Иногда среди мучений он стремится во Францию, но он знает, что был бы бесполезен там; тощий, нежный юноша не был принят на военную службу, еще меньше мог пригодиться пятидесятилетний. Создать же видимость какой-либо поддержки войны претило его совести, которая, воспитавшись на идеях Толстого, укрепилась в ясных собственных убеждениях. Он сознает, что и ему следует защищать Францию, но понимая ее честь иначе, чем канониры и кричащая о ненависти интеллигенция. «Великий народ, — говорит он впоследствии в предисловии к своей книге о войне, — должен защищать не только свои рубежи, но и свой разум, который он обязан оберегать от галлюцинаций, несправедливостей и бессмыслицы, являющихся неизбежным следствием войны. Каждому свое место: солдаты — защитники земли, люди мысли — защитники мысли... Разум далеко не последняя часть народного достояния». В эти первые мучительные дни ужаса он еще не уяснил себе, нужно ли будет прибегнуть к слову и по какому поводу: но он знает, что воспользуется им только ради одной идеи, ради идеи духовной свободы и сверхнациональной справедливости.
Но справедливость сама нуждается в свободном кругозоре. Лишь здесь, в нейтральной стране, историк эпохи мог услышать все голоса, воспринять все мнения, — лишь отсюда можно было видеть сквозь дым пороха пары лжи, ядовитые газы ненависти; здесь господствовала свобода суждений и свобода высказываний. Год тому назад он показал в «Жане-Кристофе» опасную силу массового внушения, под влиянием которого во всяком отечестве «самые установившиеся умы чувствовали, как тают их самые твердые убеждения», никто не изучил так хорошо «душевную эпидемию, возвышенное безумие коллективной мысли». Именно поэтому он хотел быть свободным, не опьяняться святым опьянением масс и не дать руководить собой никому кроме собственной совести. Ему нужно было лишь открыть свои книги, чтобы прочесть там предостерегающие слова Оливье: «Я люблю свою дорогую Францию, но могу ли я из-за нее умертвить свою душу, предать свою совесть? Это значило бы предать свое отечество. Как я мог бы ненавидеть без ненависти? Или без лжи играть комедию ненависти?» И это второе незабвенное признание: «Я не хочу ненавидеть. Даже по отношению к моим врагам я хочу быть справедливым. Среди всех страстей я хочу сохранить ясность взора, чтобы все понимать и все любить». Лишь свободой, лишь независимостью духа служит художник своему народу, только таким образом служит он своему времени, только таким образом — человечеству: лишь в верности истине — верность отечеству.

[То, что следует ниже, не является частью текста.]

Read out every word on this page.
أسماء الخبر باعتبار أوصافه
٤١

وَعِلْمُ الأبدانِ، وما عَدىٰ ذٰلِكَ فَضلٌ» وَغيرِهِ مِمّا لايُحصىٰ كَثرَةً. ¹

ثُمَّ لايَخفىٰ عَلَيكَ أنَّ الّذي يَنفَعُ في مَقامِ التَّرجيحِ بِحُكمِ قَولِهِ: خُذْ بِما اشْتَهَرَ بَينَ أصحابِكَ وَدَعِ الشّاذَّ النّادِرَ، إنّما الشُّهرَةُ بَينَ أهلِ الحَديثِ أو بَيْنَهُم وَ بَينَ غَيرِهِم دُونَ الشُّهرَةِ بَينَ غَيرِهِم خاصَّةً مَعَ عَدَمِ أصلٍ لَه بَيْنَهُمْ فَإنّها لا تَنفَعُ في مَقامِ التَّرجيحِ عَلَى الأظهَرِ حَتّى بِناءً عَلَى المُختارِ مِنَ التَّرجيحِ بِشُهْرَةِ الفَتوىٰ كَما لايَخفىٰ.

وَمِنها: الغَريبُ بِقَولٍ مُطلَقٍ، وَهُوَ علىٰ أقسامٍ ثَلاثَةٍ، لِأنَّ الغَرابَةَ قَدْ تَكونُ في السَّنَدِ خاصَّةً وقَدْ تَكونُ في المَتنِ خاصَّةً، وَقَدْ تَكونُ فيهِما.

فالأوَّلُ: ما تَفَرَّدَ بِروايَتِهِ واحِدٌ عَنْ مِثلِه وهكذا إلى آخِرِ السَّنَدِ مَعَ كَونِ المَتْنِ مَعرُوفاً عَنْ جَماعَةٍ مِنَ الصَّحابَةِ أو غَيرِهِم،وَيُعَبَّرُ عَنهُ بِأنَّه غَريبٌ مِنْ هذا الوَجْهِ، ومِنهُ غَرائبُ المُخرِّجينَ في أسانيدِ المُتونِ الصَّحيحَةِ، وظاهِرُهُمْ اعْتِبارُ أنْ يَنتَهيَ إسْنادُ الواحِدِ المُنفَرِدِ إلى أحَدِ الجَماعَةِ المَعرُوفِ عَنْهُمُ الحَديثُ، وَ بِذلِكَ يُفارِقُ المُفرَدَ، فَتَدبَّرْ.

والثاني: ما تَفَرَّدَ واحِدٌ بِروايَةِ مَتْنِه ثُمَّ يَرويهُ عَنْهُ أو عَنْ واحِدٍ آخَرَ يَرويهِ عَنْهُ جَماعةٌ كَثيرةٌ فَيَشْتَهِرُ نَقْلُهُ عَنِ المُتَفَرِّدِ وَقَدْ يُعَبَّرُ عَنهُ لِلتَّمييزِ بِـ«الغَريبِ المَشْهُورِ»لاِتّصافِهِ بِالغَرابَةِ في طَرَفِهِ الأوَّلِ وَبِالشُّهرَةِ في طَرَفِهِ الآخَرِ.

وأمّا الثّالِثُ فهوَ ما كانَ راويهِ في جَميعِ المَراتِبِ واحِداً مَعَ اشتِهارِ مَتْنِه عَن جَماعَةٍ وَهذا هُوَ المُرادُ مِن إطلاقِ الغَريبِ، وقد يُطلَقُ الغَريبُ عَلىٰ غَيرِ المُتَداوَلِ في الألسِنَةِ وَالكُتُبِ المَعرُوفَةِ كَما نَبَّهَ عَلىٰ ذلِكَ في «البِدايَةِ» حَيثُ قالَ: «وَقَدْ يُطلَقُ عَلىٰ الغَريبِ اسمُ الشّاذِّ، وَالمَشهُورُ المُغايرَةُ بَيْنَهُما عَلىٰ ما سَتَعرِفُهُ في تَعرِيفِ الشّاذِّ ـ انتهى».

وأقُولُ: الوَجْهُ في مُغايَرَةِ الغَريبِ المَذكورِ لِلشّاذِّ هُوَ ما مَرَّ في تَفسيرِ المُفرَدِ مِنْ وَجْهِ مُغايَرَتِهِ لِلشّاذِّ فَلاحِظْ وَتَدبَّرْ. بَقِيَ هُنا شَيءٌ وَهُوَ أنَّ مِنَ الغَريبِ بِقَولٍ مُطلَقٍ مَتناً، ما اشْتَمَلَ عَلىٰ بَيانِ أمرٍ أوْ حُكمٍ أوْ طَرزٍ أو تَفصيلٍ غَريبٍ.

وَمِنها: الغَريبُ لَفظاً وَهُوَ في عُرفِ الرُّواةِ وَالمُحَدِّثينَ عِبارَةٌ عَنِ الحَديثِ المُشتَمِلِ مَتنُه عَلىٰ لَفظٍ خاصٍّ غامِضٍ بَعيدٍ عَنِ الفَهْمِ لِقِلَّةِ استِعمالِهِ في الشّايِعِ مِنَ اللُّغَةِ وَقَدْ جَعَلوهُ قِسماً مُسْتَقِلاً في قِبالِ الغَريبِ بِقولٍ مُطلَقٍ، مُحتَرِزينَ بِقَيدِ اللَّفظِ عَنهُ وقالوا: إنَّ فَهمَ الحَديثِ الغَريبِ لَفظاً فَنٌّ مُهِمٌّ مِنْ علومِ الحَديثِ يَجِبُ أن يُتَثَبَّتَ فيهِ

То, чего пожелал случай, подтверждает теперь сознательная воля: Ромен Роллан остается в Швейцарии, в сердце Европы, все пять лет войны, чтобы выполнить свою задачу «de dire се qui est juste et humain», «сказать, что справедливо и человечно». Здесь, где веют ветры всех стран, где голос свободно перелетает границы, где никакие оковы не связывают речь, служит он своему незримому долгу. Совсем близко от маленьких кантонов в бесконечных кровавых волнах и грязных валах ненависти пенится безумие войны; но и в буре магнитная стрелка человеческой совести непоколебимо направляется к вечному полюсу всякой жизни: к любви.
СЛУЖЕНИЕ ЧЕЛОВЕЧЕСТВУ
Служить родине, служа всему человечеству своей совестью, принять борьбу, поборов страдание с тысячей его мук, — вот что считает Роллан долгом художника. И он порицает стояние в стороне: «Художник не имеет права держаться в стороне, пока он в силах помочь другим». Но эта помощь, это участие должны заключаться не в том, чтобы поддерживать миллионы людей в их убийственной ненависти, а в том, чтобы соединить их там, ще они незримо соединены, — в их бесконечных страданиях. Итак вступает он в ряды участников войны, но не с оружием в руке, а следуя примеру великого Уолта Уитмена>74, отдавшего себя на войне служению несчастным в качестве брата милосердия.
Едва прошли первые битвы, как изо всех стран донеслись в Швейцарию крики ужаса. Тысячи не получающих вестей от своих мужей, отцов и сыновей, находящихся на полях сражений, в отчаянии простирают руки в пространство: сотни, тысячи, десятки тысяч писем и телеграмм сыплются в маленький дом Красного Креста в Женеве, единственное интернациональное место, связующее нации. Как буревестники прилетели первые запросы о без вести пропавших, потом они стали бурей, морем: в набитых мешках притаскивали рассыльные тысячи и тысячи письменных воплей. И ничего не было подготовлено для такого прорыва земных страданий: Красный Крест не имел помещений, организаций, системы и главным образом работников.